Odnoszę wrażenie, że
wszystko, co robisz, jest spójne, że wszystko do siebie pasuje.
Staram się, żeby tak było. Widzę, że te wszystkie działania jakoś się
wzajemnie zasilają. Dobrze mi z tym, co robię, ale staram się cięgle
rozwijać. Chciałabym zagrać w ciekawym filmie, który by mnie spełnił i
pozwolił dotknąć czegoś innego. Jeśli przyjdzie taka rola, będę bardzo
szczęśliwa. Jeśli nie, mam co robić. Teraz bardzo się cieszę pracą na
planie „Barw szczęścia”, gdzie mam stały kontakt z aktorstwem i mogę
spotykać się ze wspaniałymi, życzliwymi ludźmi. Wszyscy są świetnymi
aktorami, trafił mi się super team.
Ostatnie miesiące to była prawdziwa pogoń. Oprócz pracy zawodowej,
rozwijamy działalność fundacji. W lutym odbył się zorganizowany przez
nas II Kongres Medycyny Integralnej, stale organizujemy akcje
edukacyjne. Żeby się w tym natłoku spraw nie pogubić, szukam chwil na
świadome spotkanie ze sobą. Dzięki nim wiem, gdzie jestem i czego
potrzebuję.
Tylko jak się zatrzymać,
gdy ambicja ciągle nakręca do działania?
Ambicja powinna być zdrowym impulsem do działania, wewnętrznym motorem,
a nie przymusem. Staram się codziennie medytować. Bardzo ważne są dla
mnie chwile ciszy, gdy staram się być uważna na to, co się dzieje. Mogę
się przyjrzeć emocjom, które w sobie mam. Uwielbiam też jogę i w ogóle
aktywność fizyczną. Kiedyś bardzo intensywnie trenowałam crossfit, ale
okazało się, że mam dyskopatię, dlatego teraz wybieram mniej
obciążające ćwiczenia.
Ze wszystkich rozmów przeprowadzonych z profesorami, specjalistami od
różnych aspektów zdrowego życia, wyłania się jeden wspólny mianownik.

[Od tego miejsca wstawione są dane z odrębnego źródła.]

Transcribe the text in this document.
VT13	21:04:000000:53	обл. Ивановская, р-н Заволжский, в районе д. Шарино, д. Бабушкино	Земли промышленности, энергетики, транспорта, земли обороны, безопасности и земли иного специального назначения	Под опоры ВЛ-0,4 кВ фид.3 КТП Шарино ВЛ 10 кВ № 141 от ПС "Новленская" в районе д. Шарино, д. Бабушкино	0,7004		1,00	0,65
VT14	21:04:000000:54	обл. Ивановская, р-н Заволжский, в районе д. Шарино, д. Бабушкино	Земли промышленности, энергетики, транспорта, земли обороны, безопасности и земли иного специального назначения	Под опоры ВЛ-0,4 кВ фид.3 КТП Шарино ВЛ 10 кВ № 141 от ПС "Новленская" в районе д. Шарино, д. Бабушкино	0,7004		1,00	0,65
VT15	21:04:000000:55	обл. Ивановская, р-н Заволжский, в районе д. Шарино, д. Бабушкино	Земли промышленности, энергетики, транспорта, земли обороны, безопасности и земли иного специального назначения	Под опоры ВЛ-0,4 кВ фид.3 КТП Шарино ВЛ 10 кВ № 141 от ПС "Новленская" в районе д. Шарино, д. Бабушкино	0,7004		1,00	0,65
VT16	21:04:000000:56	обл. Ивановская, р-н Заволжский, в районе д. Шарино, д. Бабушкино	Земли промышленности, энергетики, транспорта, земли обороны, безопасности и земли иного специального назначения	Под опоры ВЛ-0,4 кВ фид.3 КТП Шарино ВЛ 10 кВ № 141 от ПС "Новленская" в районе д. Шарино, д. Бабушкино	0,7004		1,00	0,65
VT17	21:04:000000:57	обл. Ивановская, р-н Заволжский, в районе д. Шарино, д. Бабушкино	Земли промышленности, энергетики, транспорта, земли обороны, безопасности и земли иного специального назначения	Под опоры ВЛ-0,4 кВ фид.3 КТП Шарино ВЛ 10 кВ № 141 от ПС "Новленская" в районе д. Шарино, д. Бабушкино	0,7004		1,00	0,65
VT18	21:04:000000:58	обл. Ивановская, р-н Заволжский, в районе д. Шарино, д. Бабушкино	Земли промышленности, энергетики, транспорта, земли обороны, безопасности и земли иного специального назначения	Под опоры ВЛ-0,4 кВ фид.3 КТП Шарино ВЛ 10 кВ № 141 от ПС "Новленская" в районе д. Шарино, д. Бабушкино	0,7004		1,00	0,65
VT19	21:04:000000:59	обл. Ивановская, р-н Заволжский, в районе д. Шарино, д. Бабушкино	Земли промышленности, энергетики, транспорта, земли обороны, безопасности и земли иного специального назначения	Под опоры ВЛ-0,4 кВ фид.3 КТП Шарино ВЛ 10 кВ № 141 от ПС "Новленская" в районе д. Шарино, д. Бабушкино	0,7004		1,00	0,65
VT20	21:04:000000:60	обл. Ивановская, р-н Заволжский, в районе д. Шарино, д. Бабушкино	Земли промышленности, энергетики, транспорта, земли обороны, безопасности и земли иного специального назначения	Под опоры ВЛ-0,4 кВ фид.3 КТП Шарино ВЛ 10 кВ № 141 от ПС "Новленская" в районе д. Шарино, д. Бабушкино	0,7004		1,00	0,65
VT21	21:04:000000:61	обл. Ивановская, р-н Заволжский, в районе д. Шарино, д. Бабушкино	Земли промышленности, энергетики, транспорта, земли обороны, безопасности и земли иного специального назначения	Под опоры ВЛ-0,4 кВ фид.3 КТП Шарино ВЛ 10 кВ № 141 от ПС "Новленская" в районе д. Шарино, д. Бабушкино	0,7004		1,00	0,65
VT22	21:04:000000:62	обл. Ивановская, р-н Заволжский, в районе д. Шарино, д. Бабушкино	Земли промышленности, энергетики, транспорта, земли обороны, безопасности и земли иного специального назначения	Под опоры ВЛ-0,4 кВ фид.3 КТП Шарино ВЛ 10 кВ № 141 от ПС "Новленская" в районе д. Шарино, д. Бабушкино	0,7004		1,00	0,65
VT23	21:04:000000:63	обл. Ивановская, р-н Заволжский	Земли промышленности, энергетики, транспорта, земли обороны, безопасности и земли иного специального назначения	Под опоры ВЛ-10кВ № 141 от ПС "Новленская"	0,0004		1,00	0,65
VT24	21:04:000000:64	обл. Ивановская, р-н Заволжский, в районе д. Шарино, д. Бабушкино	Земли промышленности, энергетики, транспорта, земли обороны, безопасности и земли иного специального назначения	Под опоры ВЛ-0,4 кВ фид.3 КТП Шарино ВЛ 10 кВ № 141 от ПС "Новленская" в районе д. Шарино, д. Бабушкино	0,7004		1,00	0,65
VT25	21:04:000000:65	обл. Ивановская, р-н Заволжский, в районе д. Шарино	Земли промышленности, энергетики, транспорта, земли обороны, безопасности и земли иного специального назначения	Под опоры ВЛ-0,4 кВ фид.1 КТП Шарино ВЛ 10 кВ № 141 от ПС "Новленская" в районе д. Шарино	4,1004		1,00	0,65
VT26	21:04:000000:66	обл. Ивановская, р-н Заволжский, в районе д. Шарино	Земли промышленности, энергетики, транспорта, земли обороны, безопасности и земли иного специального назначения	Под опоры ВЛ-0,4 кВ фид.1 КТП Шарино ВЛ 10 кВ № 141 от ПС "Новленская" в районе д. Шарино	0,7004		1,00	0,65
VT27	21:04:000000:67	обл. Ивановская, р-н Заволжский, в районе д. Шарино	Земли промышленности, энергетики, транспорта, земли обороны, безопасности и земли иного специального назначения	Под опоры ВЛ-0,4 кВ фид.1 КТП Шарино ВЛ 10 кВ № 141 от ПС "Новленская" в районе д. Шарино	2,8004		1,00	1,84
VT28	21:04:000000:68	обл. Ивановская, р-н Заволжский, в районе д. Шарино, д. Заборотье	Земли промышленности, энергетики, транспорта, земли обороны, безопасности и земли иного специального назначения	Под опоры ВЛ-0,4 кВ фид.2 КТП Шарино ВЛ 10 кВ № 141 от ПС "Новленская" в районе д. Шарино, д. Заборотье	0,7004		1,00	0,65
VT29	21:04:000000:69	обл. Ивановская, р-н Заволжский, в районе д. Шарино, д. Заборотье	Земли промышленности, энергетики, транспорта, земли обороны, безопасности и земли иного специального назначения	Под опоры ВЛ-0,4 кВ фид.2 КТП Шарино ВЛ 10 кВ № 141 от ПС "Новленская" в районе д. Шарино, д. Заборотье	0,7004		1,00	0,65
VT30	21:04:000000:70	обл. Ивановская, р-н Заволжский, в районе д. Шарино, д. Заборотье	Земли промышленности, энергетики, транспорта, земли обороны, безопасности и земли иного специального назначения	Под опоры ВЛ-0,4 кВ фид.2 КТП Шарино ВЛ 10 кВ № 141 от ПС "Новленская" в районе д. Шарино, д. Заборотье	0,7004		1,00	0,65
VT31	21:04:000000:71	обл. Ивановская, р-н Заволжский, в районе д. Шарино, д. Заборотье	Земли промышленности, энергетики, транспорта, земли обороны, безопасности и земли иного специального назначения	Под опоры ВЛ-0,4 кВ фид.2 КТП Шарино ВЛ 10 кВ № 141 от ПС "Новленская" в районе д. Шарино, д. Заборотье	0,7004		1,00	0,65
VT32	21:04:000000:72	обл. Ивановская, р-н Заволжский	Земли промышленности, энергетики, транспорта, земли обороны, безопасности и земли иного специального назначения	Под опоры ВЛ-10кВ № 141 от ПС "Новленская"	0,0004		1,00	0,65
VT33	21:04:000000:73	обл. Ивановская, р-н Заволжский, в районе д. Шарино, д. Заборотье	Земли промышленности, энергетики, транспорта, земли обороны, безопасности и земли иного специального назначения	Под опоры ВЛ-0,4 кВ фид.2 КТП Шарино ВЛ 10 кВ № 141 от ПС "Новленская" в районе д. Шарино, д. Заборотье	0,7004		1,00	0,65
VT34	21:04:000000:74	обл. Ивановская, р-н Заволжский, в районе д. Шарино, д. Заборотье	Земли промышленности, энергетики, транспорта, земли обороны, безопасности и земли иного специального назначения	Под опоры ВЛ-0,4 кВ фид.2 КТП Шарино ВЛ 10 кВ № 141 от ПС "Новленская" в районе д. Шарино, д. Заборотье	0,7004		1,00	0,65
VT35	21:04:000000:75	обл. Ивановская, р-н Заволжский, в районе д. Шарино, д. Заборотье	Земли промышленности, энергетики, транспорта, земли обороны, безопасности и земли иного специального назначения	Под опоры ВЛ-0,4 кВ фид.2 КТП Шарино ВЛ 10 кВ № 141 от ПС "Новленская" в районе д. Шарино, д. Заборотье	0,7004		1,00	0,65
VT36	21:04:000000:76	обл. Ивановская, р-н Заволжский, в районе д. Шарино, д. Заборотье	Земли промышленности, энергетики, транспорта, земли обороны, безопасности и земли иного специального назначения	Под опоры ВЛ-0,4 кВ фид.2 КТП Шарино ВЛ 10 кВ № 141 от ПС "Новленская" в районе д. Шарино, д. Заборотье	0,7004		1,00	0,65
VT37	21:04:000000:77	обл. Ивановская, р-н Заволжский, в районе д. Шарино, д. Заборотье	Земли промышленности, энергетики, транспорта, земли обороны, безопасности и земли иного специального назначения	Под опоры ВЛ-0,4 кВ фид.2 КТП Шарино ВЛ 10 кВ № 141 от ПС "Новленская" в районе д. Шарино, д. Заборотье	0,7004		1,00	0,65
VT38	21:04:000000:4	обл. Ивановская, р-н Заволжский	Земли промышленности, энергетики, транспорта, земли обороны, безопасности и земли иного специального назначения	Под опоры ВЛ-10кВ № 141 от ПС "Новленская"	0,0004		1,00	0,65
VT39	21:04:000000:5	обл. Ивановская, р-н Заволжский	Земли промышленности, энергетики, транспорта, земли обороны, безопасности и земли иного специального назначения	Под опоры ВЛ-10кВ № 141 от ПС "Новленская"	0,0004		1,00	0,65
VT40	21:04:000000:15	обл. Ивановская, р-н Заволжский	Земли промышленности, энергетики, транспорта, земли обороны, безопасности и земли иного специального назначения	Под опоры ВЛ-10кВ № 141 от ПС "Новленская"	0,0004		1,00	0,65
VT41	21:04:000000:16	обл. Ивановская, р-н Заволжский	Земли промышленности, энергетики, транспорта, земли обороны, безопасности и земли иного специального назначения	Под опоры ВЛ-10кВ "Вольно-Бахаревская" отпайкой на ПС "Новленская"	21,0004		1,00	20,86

Każdy z nich mówi to samo – najważniejsza jest systematyczność. Bez
przeciążania, skakania na głęboką wodę, ale regularnie, małymi krokami.
Wystarczy dziesięć minut ćwiczeń dziennie, które w perspektywie
miesięcy i lat dadzą znakomite efekty. I to chyba jest dla mnie
najważniejszą misją. Aktywizowanie do zmiany na lepsze.